The night was alive with thaw; it was so nearly warm that a breeze drifting low along the sidewalk brought to Anthony a vision of an unhoped-for hyacinthine spring. Above in the blue oblong of sky, around them in the caress of the drifting air, the illusion of a new season carried relief from the stiff and breathed-over atmosphere they had left, and for a hushed moment the traffic sounds and the murmur of water flowing in the gutters seemed an illusive and rarefied prolongation of that music to which they had lately danced. When Anthony spoke it was with surety that his words came from something breathless and desirous that the night had conceived in their two hearts.
“Let’s take a taxi and ride around a bit!” he suggested, without looking at her.
Oh, Gloria, Gloria!
A cab yawned at the curb. As it moved off like a boat on a labyrinthine ocean and lost itself among the inchoate night masses of the great buildings, among the now stilled, now strident, cries and clangings, Anthony put his arm around the girl, drew her over to him and kissed her damp, childish mouth.
She was silent. She turned her face up to him, pale under the wisps and patches of light that trailed in like moonshine through a foliage. Her eyes were gleaming ripples in the white lake of her face; the shadows of her hair bordered the brow with a persuasive unintimate dusk. No love was there, surely; nor the imprint of any love. Her beauty was cool as this damp breeze, as the moist softness of her own lips.
“You’re such a swan in this light,” he whispered after a moment. There were silences as murmurous as sound. There were pauses that seemed about to shatter and were only to be snatched back to oblivion by the tightening of his arms about her and the sense that she was resting there as a caught, gossamer feather, drifted in out of the dark. Anthony laughed, noiselessly and exultantly, turning his face up and away from her, half in an overpowering rush of triumph, half lest her sight of him should spoil the splendid immobility of her expression. Such a kiss—it was a flower held against the face, never to be described, scarcely to be remembered; as though her beauty were giving off emanations of itself which settled transiently and already dissolving upon his heart.

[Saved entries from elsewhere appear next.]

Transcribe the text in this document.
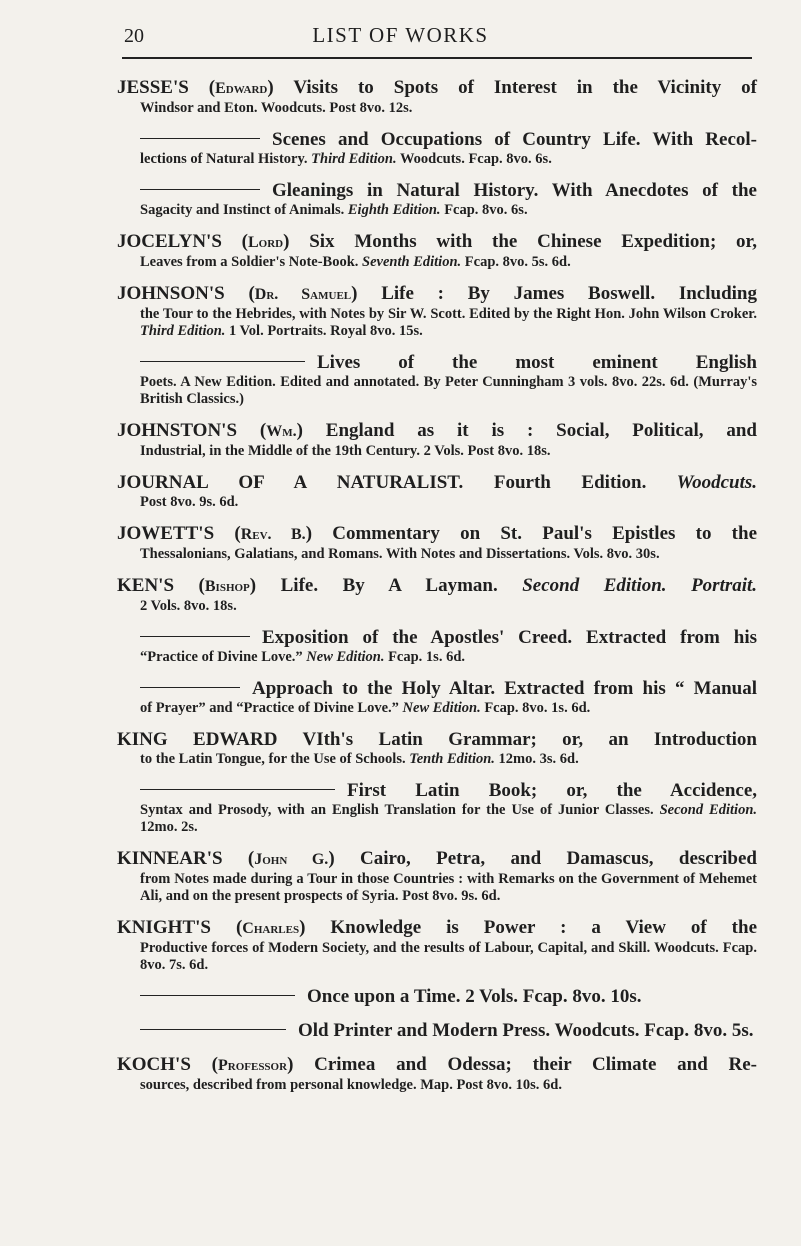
20	LIST OF WORKS
JESSE'S (Edward) Visits to Spots of Interest in the Vicinity of
Windsor and Eton. Woodcuts. Post 8vo. 12s.
Scenes and Occupations of Country Life. With Recol-
lections of Natural History. Third Edition. Woodcuts. Fcap. 8vo. 6s.
Gleanings in Natural History. With Anecdotes of the
Sagacity and Instinct of Animals. Eighth Edition. Fcap. 8vo. 6s.
JOCELYN'S (Lord) Six Months with the Chinese Expedition; or,
Leaves from a Soldier's Note-Book. Seventh Edition. Fcap. 8vo. 5s. 6d.
JOHNSON'S (Dr. Samuel) Life : By James Boswell. Including
the Tour to the Hebrides, with Notes by Sir W. Scott. Edited by the Right Hon. John Wilson Croker. Third Edition. 1 Vol. Portraits. Royal 8vo. 15s.
Lives of the most eminent English
Poets. A New Edition. Edited and annotated. By Peter Cunningham 3 vols. 8vo. 22s. 6d. (Murray's British Classics.)
JOHNSTON'S (Wm.) England as it is : Social, Political, and
Industrial, in the Middle of the 19th Century. 2 Vols. Post 8vo. 18s.
JOURNAL OF A NATURALIST. Fourth Edition. Woodcuts.
Post 8vo. 9s. 6d.
JOWETT'S (Rev. B.) Commentary on St. Paul's Epistles to the
Thessalonians, Galatians, and Romans. With Notes and Dissertations. Vols. 8vo. 30s.
KEN'S (Bishop) Life. By A Layman. Second Edition. Portrait.
2 Vols. 8vo. 18s.
Exposition of the Apostles' Creed. Extracted from his
“Practice of Divine Love.” New Edition. Fcap. 1s. 6d.
Approach to the Holy Altar. Extracted from his “ Manual
of Prayer” and “Practice of Divine Love.” New Edition. Fcap. 8vo. 1s. 6d.
KING EDWARD VIth's Latin Grammar; or, an Introduction
to the Latin Tongue, for the Use of Schools. Tenth Edition. 12mo. 3s. 6d.
First Latin Book; or, the Accidence,
Syntax and Prosody, with an English Translation for the Use of Junior Classes. Second Edition. 12mo. 2s.
KINNEAR'S (John G.) Cairo, Petra, and Damascus, described
from Notes made during a Tour in those Countries : with Remarks on the Government of Mehemet Ali, and on the present prospects of Syria. Post 8vo. 9s. 6d.
KNIGHT'S (Charles) Knowledge is Power : a View of the
Productive forces of Modern Society, and the results of Labour, Capital, and Skill. Woodcuts. Fcap. 8vo. 7s. 6d.
Once upon a Time. 2 Vols. Fcap. 8vo. 10s.
Old Printer and Modern Press. Woodcuts. Fcap. 8vo. 5s.
KOCH'S (Professor) Crimea and Odessa; their Climate and Re-
sources, described from personal knowledge. Map. Post 8vo. 10s. 6d.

… The buildings fell away in melted shadows; this was the Park now, and after a long while the great white ghost of the Metropolitan Museum moved majestically past, echoing sonorously to the rush of the cab.

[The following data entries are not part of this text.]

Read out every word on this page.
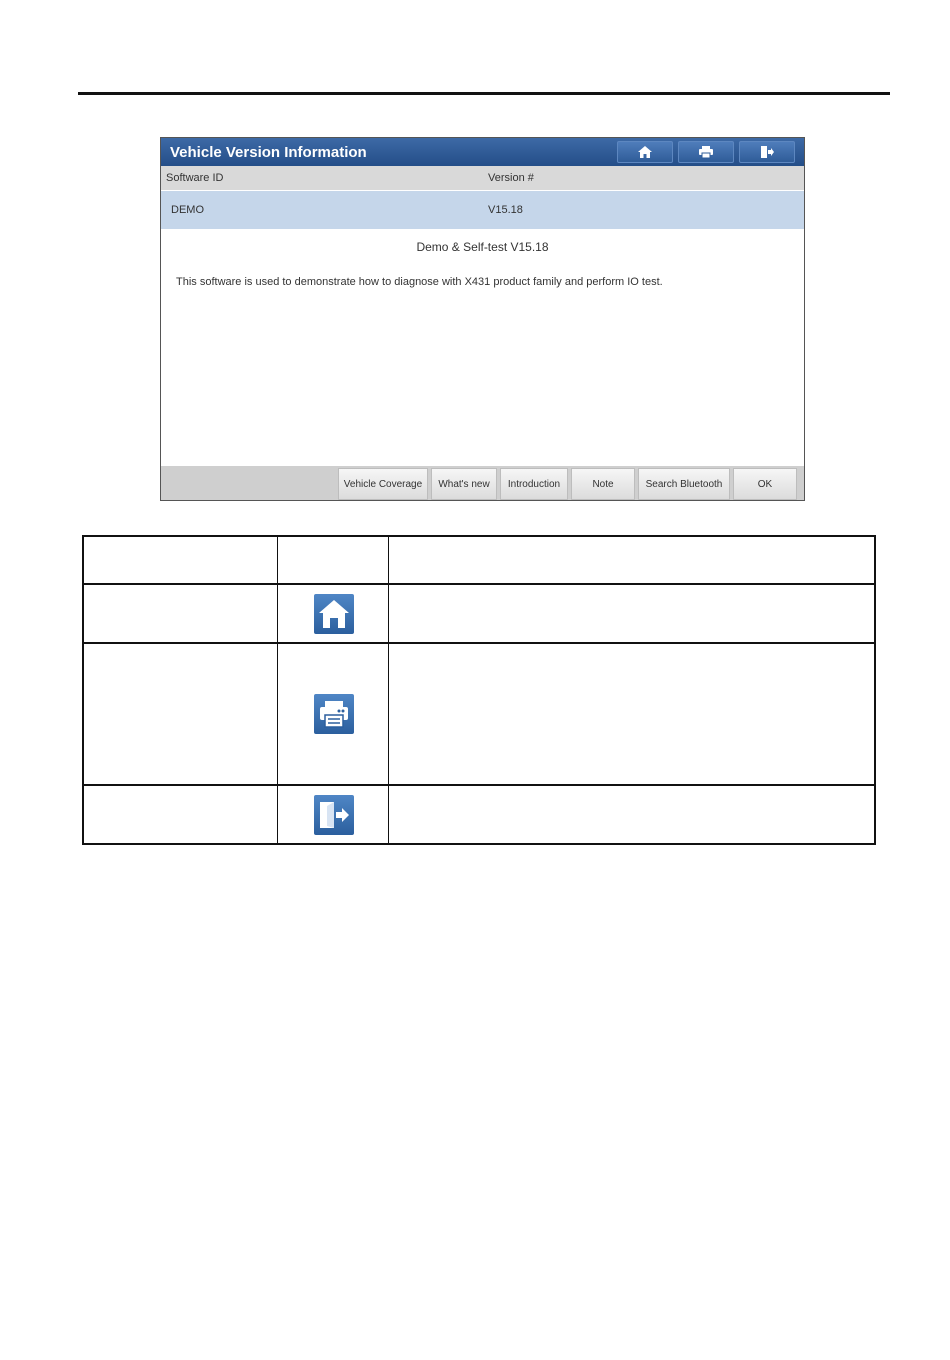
Vehicle Version Information
Software ID	Version #
DEMO	V15.18
Demo & Self-test V15.18
This software is used to demonstrate how to diagnose with X431 product family and perform IO test.
Vehicle Coverage	What's new	Introduction	Note	Search Bluetooth	OK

“Why, Gloria! Why, Gloria!”
Her eyes appeared to regard him out of many thousand years: all emotion she might have felt, all words she might have uttered, would have seemed inadequate beside the adequacy of her silence, ineloquent against the eloquence of her beauty—and of her body, close to him, slender and cool.

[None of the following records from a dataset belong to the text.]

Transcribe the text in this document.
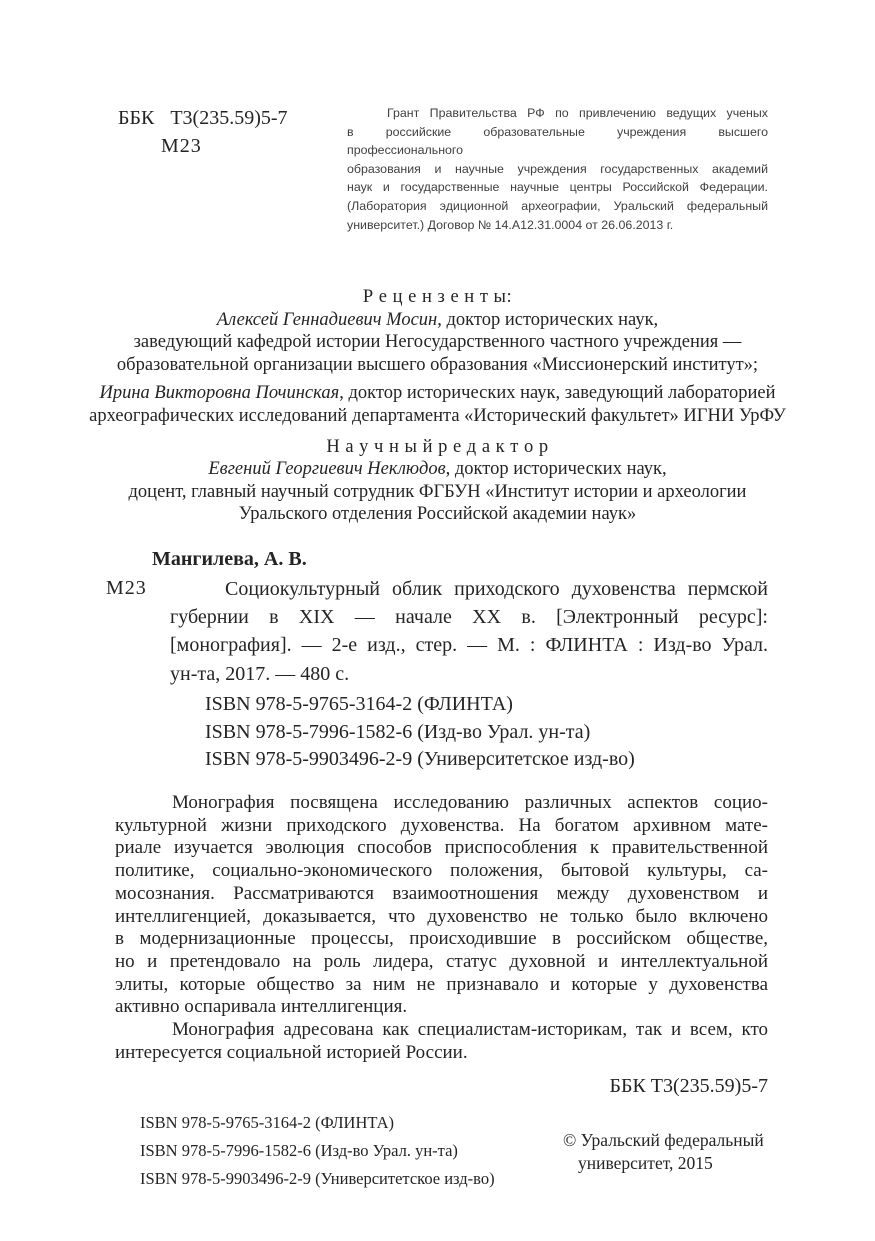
ББК Т3(235.59)5-7
М23
Грант Правительства РФ по привлечению ведущих ученых
в российские образовательные учреждения высшего профессионального
образования и научные учреждения государственных академий
наук и государственные научные центры Российской Федерации.
(Лаборатория эдиционной археографии, Уральский федеральный
университет.) Договор № 14.А12.31.0004 от 26.06.2013 г.
Р е ц е н з е н т ы:
Алексей Геннадиевич Мосин, доктор исторических наук,
заведующий кафедрой истории Негосударственного частного учреждения —
образовательной организации высшего образования «Миссионерский институт»;
Ирина Викторовна Починская, доктор исторических наук, заведующий лабораторией
археографических исследований департамента «Исторический факультет» ИГНИ УрФУ
Н а у ч н ы й р е д а к т о р
Евгений Георгиевич Неклюдов, доктор исторических наук,
доцент, главный научный сотрудник ФГБУН «Институт истории и археологии
Уральского отделения Российской академии наук»
Мангилева, А. В.
М23	Социокультурный облик приходского духовенства пермской
губернии в XIX — начале XX в. [Электронный ресурс]:
[монография]. — 2-е изд., стер. — М. : ФЛИНТА : Изд-во Урал.
ун-та, 2017. — 480 с.
ISBN 978-5-9765-3164-2 (ФЛИНТА)
ISBN 978-5-7996-1582-6 (Изд-во Урал. ун-та)
ISBN 978-5-9903496-2-9 (Университетское изд-во)
Монография посвящена исследованию различных аспектов социо-
культурной жизни приходского духовенства. На богатом архивном мате-
риале изучается эволюция способов приспособления к правительственной
политике, социально-экономического положения, бытовой культуры, са-
мосознания. Рассматриваются взаимоотношения между духовенством и
интеллигенцией, доказывается, что духовенство не только было включено
в модернизационные процессы, происходившие в российском обществе,
но и претендовало на роль лидера, статус духовной и интеллектуальной
элиты, которые общество за ним не признавало и которые у духовенства
активно оспаривала интеллигенция.
Монография адресована как специалистам-историкам, так и всем, кто
интересуется социальной историей России.
ББК Т3(235.59)5-7
ISBN 978-5-9765-3164-2 (ФЛИНТА)
ISBN 978-5-7996-1582-6 (Изд-во Урал. ун-та)
ISBN 978-5-9903496-2-9 (Университетское изд-во)
© Уральский федеральный
университет, 2015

“Tell him to turn around,” she murmured, “and drive pretty fast going back….”
Up in the supper room the air was hot. The table, littered with napkins and ash-trays, was old and stale. It was between dances as they entered, and Muriel Kane looked up with roguishness extraordinary.
“Well, where have you been?”
“To call up mother,” answered Gloria coolly. “I promised her I would. Did we miss a dance?”
Then followed an incident that though slight in itself Anthony had cause to reflect on many years afterward. Joseph Bloeckman, leaning well back in his chair, fixed him with a peculiar glance, in which several emotions were curiously and inextricably mingled. He did not greet Gloria except by rising, and he immediately resumed a conversation with Richard Caramel about the influence of literature on the moving pictures.